『クラシックの迷宮』の特集「日本沈没とノストラダムス」が描き出す社会と音楽の結びつき

本日放送されたNHK FMの番組『クラシックの迷宮』は、映画『日本沈没』が1973年12月に封切られてから今年で50周年目になることを記念し、「日本沈没とノストラダムス」と題して映画『日本沈没』と翌年制作された映画『ノストラダムスの大予言』を中心に、1973年前後の日本の音楽作品が取り上げられました。

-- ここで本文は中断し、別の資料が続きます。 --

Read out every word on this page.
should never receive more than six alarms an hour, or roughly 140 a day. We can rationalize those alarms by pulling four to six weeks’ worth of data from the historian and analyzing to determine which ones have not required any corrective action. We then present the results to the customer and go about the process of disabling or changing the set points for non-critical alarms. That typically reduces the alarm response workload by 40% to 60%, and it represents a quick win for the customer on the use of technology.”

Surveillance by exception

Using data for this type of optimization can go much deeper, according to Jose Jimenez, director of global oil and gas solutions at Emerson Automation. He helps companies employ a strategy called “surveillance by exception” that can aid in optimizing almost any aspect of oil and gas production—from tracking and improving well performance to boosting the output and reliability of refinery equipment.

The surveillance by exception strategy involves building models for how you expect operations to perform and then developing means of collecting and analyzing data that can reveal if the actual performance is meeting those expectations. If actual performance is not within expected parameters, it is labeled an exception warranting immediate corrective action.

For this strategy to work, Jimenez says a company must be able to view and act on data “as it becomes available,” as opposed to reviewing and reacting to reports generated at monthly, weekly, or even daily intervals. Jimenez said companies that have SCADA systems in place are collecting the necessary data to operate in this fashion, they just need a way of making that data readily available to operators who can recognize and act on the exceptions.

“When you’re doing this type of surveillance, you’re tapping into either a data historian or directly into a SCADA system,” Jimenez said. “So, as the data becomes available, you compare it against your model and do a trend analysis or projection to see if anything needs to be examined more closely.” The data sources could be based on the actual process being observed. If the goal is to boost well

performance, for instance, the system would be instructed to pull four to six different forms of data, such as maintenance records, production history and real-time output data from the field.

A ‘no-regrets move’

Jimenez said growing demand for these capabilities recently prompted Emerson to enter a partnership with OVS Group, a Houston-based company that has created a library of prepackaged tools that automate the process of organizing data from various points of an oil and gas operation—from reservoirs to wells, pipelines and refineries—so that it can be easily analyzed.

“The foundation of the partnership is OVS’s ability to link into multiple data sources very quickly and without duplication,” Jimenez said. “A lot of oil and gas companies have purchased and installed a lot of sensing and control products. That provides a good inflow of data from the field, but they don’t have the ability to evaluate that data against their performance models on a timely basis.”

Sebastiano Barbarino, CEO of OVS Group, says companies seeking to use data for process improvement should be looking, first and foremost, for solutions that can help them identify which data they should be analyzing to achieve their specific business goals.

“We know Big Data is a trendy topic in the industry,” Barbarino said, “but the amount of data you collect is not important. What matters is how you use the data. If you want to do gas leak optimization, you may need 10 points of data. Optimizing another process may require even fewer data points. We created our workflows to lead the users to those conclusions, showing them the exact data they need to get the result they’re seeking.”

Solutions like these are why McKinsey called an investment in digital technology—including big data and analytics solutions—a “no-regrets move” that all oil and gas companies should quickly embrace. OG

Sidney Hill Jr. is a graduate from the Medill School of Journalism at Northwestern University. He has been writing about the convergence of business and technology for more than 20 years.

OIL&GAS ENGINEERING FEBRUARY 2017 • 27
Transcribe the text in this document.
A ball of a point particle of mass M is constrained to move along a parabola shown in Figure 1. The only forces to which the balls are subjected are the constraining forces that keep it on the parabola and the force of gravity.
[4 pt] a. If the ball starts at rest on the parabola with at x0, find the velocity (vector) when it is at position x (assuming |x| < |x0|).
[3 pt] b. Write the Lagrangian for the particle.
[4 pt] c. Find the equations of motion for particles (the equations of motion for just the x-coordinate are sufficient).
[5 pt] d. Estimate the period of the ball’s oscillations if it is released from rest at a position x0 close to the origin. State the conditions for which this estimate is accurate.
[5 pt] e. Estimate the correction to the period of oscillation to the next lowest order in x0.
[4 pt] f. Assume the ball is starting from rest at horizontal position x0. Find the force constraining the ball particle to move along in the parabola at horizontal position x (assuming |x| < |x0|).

取り上げられたのは麻丘めぐみの『わたしの彼は左きき』に始まり、映画『日本沈没』や映画『ノストラダムスの大予言』の附随音楽、リゲティの歌劇『グラン・マカブル』、柴田南雄の交響曲『ゆく河の流れは絶えずして』、團伊玖磨の歌劇『ひかりごけ』、そして1974年放送のテレビ版『日本沈没』の主題歌で五木ひろしの歌唱する『明日の愛』など、いつもながらに多岐にわたります。

映画『日本沈没』は原作者の小松左京が当時の最新の科学的知識に基づき、ありうべき未来の姿として日本列島を襲う未曽有の事態を描き出しており、映画『ノストラダムスの大予言』に色濃く表れている怪奇的な要素は乏しいものです。

しかし、両者に共通するのは公害問題や1973年10月の第四次中東戦争に始まる石油危機と経済成長の停滞、あるいは食糧問題など、不安と不安定さを増していた当時の社会の様子を反映している点です。

特に、『日本沈没』の原作で描かれる小野寺俊夫の自宅に侵入した若者たちや映画『ノストラダムスの大予言』における若者たちの姿は、そうした退廃する人心のあり様を象徴的に描き出すものでした。

このように考えれば、1975年から1977年にかけて作曲された、彗星の衝突と世界の破滅に直面した人々の姿を描く『グラン・マカブル』や、極寒の北海という極限の状況に置かれた者たちが主題となる『ひかりごけ』(1972年)、人の世の無常さを鴨長明の『方丈記』に基づいて音楽によって表現した交響曲『ゆく河の流れは絶えずして』(1975年)などは、いずれも同じ時代の雰囲気を共有しているということになります。

そこに、当時の最先端の若者文化であったアイドルの存在を『わたしの彼は左きき』(1973年)やフィンガー5の『個人授業』(1973年)によって重ね合わせることは、一方で明るく朗らかな日常生活と、他方で悲観的で厭世的なまなざしの交差をありありと描き出すものでした。

その意味で、今回の放送は1973年という年を通して社会と音楽の結びつきを描き出す、司会の片山杜秀先生ならではの視点に基づいた、この番組らしい特集であったと言えるでしょう。

<Executive Summary>
"Labyrinth of Classical Music" Demonstrates Deep Relationships between Society and Music (Yusuke Suzumura)

A radio programme entitled "Labyrinth of Classical Music" (in Japanese Classic no Meikyu) broadcasted via NHK FM featured the year of 1973 with movies and songs such as "Japan Sinks" (1973) and "Prophecies of Nostradamus" (1974) on 14th October 2023. It might be a meaningful opportunity for us to understand deep and close relationships between society and music.